Hafız Esad’ın oğlu Beşşar Esad’ın ve Rusya’nın çabalarına anlam veremeyen Charles Emir Richards, bu çağda bir kişinin ismini silmenin çok kolay olmadğına inanıyor: “Aslında artık bir şey silme imkânı yok. Herkesin, her yerden yani internet o kadar deli bir medya oldu ki, iyi veya kötü her şeye, her anda, her yerden ulaşabiliyorsun ama bu hikâyeler ne kadar doğru ne kadar yanlış anlatılıyor? Ancak onlara müdahale edebiliyorsun. Bir tarafta Putin, Esad şu anda diyelim çok kötü bir propaganda kampanyasını yürütüyorlar Faris için. Bu da onun belki karşı tarafı olur. Yani, bilgi kontrolünün artık kaldığını düşünmüyorum. Bilgiye ulaşılabilirlik zor ya DA kolay ama data olarak her yerde, her şey duruyor. Garip bir şekilde bilginin yayılmasını artık engelleyemiyorsun. Hükümetler bile engellemeye çalışıyor ama başarısız oluyor. Kaç kere Çin’e gittim. Facebook çalışmıyor, WhatsApp çalışmıyor, Twitter, Instagram çalışmıyor ama oradaki gençlere sorduğumda, “Ne yapıyorsunuz?” dediğimde, hemen telefonuma bir VPN indirdiler. Biraz daha yavaş ama yürüyor.”

DİJİTAL ARKEOLOGLUK

Charles Emir Richars söylediklerinde haklı olsa da bu o kadar kolay değil. Onun yaptğı bir tür dijital arkeologluk. Antik çağ eserleri gibi, bazı görüntüleri bulup yan yana getirmeye ve anlam yüklemeye çalışıyor.

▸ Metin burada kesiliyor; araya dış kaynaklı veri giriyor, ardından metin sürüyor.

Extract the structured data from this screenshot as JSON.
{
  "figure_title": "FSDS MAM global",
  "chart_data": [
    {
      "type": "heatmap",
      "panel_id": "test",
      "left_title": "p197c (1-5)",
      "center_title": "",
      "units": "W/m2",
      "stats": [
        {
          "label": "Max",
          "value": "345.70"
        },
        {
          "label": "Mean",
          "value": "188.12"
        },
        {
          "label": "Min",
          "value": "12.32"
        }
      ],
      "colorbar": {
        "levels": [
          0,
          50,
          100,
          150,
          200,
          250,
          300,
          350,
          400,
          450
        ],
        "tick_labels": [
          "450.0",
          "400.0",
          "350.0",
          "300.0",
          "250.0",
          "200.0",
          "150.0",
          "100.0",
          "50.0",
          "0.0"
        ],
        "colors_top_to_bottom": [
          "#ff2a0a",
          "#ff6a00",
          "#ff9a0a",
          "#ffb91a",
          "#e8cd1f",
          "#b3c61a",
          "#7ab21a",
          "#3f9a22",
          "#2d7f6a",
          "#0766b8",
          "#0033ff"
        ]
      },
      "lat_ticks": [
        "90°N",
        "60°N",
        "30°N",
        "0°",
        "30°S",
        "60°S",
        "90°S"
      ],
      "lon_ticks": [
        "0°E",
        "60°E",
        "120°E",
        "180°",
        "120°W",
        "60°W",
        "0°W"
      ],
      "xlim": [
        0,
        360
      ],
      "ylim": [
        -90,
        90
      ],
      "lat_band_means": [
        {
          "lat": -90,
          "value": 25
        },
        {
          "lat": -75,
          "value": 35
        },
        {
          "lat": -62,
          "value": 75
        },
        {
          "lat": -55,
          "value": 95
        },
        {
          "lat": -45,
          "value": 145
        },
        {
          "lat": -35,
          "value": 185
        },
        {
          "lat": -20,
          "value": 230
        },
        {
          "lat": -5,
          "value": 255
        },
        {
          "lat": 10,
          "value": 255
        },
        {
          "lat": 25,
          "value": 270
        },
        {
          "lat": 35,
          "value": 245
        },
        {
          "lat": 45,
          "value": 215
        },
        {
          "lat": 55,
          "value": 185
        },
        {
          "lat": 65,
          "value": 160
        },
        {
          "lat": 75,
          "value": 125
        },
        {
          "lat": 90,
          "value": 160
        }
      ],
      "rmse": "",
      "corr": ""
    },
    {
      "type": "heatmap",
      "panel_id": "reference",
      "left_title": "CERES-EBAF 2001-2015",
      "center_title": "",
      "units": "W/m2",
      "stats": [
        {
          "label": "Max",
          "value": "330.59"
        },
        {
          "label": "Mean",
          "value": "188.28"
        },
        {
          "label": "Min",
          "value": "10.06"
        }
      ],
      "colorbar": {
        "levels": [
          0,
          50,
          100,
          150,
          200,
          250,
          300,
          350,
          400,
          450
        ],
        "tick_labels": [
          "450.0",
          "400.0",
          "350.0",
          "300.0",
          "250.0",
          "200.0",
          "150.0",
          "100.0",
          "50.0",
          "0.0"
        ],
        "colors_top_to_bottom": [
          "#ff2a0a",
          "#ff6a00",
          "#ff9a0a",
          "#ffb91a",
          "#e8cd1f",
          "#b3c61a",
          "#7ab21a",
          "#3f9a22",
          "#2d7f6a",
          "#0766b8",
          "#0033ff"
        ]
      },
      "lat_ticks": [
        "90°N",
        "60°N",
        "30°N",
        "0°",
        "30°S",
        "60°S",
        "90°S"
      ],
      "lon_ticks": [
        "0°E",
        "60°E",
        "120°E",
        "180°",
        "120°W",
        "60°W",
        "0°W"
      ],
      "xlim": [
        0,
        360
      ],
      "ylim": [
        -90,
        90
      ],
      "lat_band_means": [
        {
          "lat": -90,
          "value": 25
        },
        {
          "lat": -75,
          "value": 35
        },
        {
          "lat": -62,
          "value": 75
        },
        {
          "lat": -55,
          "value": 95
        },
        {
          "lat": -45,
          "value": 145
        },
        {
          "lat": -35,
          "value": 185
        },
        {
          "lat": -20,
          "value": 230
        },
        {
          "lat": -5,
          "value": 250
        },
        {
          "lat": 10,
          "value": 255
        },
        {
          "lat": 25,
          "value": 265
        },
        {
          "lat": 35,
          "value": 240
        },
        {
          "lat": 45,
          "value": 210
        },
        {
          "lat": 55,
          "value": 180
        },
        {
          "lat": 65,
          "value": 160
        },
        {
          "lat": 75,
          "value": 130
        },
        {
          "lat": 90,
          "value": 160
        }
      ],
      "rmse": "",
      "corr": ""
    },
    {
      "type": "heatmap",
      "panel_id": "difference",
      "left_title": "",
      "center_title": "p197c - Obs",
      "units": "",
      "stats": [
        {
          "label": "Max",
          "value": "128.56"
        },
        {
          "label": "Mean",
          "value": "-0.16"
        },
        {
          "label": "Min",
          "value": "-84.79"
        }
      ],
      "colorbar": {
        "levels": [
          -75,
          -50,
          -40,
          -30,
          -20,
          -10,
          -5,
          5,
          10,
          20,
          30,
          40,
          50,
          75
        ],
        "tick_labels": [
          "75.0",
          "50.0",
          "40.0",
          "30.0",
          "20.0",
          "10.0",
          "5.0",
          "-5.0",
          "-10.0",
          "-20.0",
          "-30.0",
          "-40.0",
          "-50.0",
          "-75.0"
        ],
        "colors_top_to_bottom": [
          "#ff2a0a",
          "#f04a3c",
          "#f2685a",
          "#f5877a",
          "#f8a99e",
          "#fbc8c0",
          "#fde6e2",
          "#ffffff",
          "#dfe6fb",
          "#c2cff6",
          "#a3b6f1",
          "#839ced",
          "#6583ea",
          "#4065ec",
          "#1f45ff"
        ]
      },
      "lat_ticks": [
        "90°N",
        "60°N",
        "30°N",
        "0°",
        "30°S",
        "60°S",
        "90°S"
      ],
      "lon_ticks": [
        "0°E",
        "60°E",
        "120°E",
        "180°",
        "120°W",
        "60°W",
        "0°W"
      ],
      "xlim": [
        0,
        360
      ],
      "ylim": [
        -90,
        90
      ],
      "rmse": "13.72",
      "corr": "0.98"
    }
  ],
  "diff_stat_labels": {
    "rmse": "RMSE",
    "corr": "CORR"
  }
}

Bunun gerekli olduğunu belirten Richards, “Türkiye’nin Soğuk Savaş Dönemi’ni çok araştırıyorum. Araştırırken sağ, sol meselelerini ne kadar iyi, ne kadar kötü… Kim sağcı, kim solcu onu tartışmak istemiyorum ama iki tarafta da derin bir romantizm var. Hikâyeler çok büyük, inanılan şeyler çok büyük, bahis çok büyük. İnanılmaz büyük bahis. İki taraf ta diyor ki, “Dünyayı ben kurtaracağım. Benim düşündüğüm yol, en iyi yol”. Şey var ya, en iyi ordu tavşan ordusu mu, en iyi kurbağa ordusu mu… yani böyle iyi veya kötü böyle bir dünya vardı. Ama Soğuk Savaş’tan sonra, büyük ideolojiler görmüyorum ben. Arkasında duracağın, gençliğin arkasında duracağı şey yok. Ben Esad’ın yerinde olsaydım, Esad gibi ülkeyi ülke değil de, kendi mal varlığım olarak gördüğüm zaman Esad’ın Faris’i neden silmek istediğini anlıyorum. Öyle bir ağalığa girince tabii ki başka alternatif kahramanların olmasını istemiyorsun. Başka bir bakış açısı, başka bir dünyanın oluşunu… Onu görünmez hale getirmek istiyorsun. O çemberin içinde her şeyin döndüğünü, grilerin parçasının senin seçeneklerin olmasını istiyorsun. O yüzden Faris’in Esad için neden tehlikeli olduğunu anlıyorum.” ifadelerini kullanıyor.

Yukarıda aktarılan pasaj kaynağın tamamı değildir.